1981, though, did have some nice country singles.  And some bad country singles.  I bought all of them, willy-nilly.  I bought what I could find.

This song is one that has stayed with me, and I still love it. 

You're The Reason Got Made Oklahoma
 



Here are some other songs from 1981, that I'm sure I purchased.  That does not mean they have my stamp of approval.

I Was Country (When Country Wasn't Cool) ~ mmmm, no, but I still like Barbara.  It's just not a true statement.



Party Time ~ TG Sheppard

There is no decent performance video of this song.  I don't know why, because I love this.  So, I guess, listen to the record, like I used to do.
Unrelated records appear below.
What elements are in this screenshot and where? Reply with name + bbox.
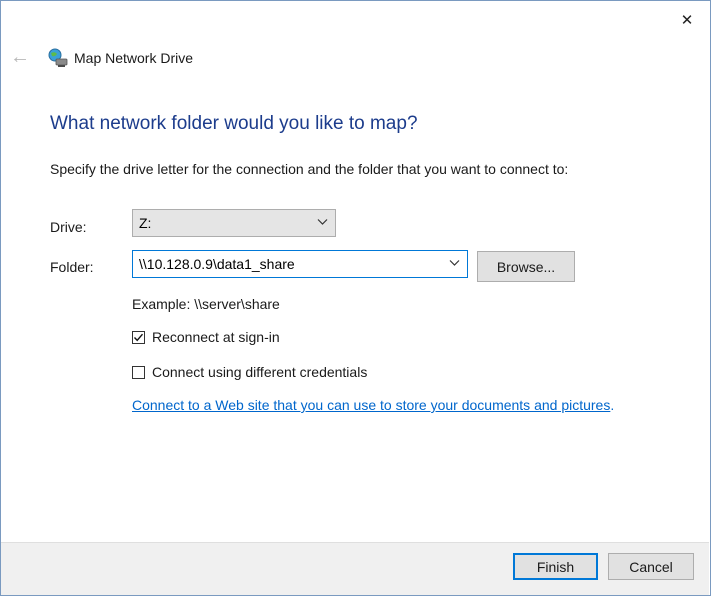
drive-select[interactable]: Z:: [132, 209, 336, 237]
folder-combobox[interactable]: [132, 250, 468, 278]
close-icon: ✕: [680, 12, 694, 29]
drive-label: Drive:: [50, 219, 87, 235]
reconnect-checkbox[interactable]: [132, 330, 145, 344]
footer-bar: [1, 542, 709, 595]
credentials-label: Connect using different credentials: [152, 364, 368, 380]
map-network-drive-window: [0, 0, 711, 596]
reconnect-option[interactable]: Reconnect at sign-in: [132, 329, 280, 345]
cancel-button[interactable]: Cancel: [608, 553, 694, 580]
reconnect-label: Reconnect at sign-in: [152, 329, 280, 345]
close-button[interactable]: ✕: [664, 6, 710, 34]
instruction-text: Specify the drive letter for the connect…: [50, 161, 569, 177]
finish-button[interactable]: Finish: [513, 553, 598, 580]
chevron-down-icon[interactable]: [449, 259, 460, 267]
link-suffix: .: [610, 397, 615, 413]
network-drive-icon: [48, 48, 68, 67]
wizard-title: Map Network Drive: [74, 50, 194, 66]
web-site-link[interactable]: Connect to a Web site that you can use t…: [132, 397, 610, 413]
folder-label: Folder:: [50, 259, 94, 275]
example-text: Example: \\server\share: [132, 296, 280, 312]
page-heading: What network folder would you like to ma…: [50, 113, 418, 134]
back-arrow-icon: ←: [10, 45, 30, 68]
drive-select-value: Z:: [139, 215, 152, 231]
web-site-link-row: Connect to a Web site that you can use t…: [132, 397, 614, 413]
back-button[interactable]: ←: [9, 45, 31, 69]
checkmark-icon: [133, 333, 144, 341]
browse-button[interactable]: Browse...: [477, 251, 575, 282]
chevron-down-icon: [317, 219, 328, 225]
credentials-option[interactable]: Connect using different credentials: [132, 364, 367, 380]
credentials-checkbox[interactable]: [132, 365, 145, 379]
folder-input[interactable]: [139, 256, 429, 272]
I Think I'll Just Stay Here and Drink 



Fancy Free  (I've posted a lot of videos on this blog, but this one, by far, has the best definition of any I have ever posted):



I'm Just an Old Chunk of Coal



It's a Lovely, Lovely World (preceded by "I'll Be There") ~ Gail Davies

When I first heard "Lovely, Lovely World" on the radio, I was thrown, because I had no idea that my best friend, Alice, was on the radio.  Well, she wasn't.  It was Gail Davies.  But this is almost exactly what Alice sounded like.



Midnight Hauler ~ Razzy Bailey



Seven Year Ache


I can barely express how much I admire Rosanne Cash's music.  She had a few hits that year, but I like this one possibly the best.



Well after this next single was a hit, we got HBO.  I think it was one of those special deals ~ the first month free, and then $10.00 a month if you decide to keep it.  (Can you imagine?  $10.00?  I don't have HBO, but I bet it's way more than $10.00 now, and they don't even hardly have movies anymore!)

I watched the movie over and over, many times.  And it's still a fun film.  Sometimes it's available on "On Demand"; sometimes one can catch it on one of the free channels.  And I always pause and watch at least part of it. 

Kudos to the person who put this video together; "ifonlytheeighties".  It makes me want to watch the movie again, for the 89th time.



Waylon & Jessi ~ Storms Never Last



So, you see, there were a lot of nice singles for me to buy in 1981, and to play on my new shiny stereo system.

There are more that I remember (in scanning the list of top singles for the year), but, you know how it goes.  Videos are often impossible to find.  Other songs, well, I've featured them in other posts.  That doesn't mean they're not good; it actually means they're really good.  I just didn't want to repeat myself.

Sure, I'd slap on an album, if I was busy cooking, or cleaning.  But if I was really listening to music, and just listening to music, it was the singles, I'm afraid.

Billy Sherrill would say, "See?  I told you so."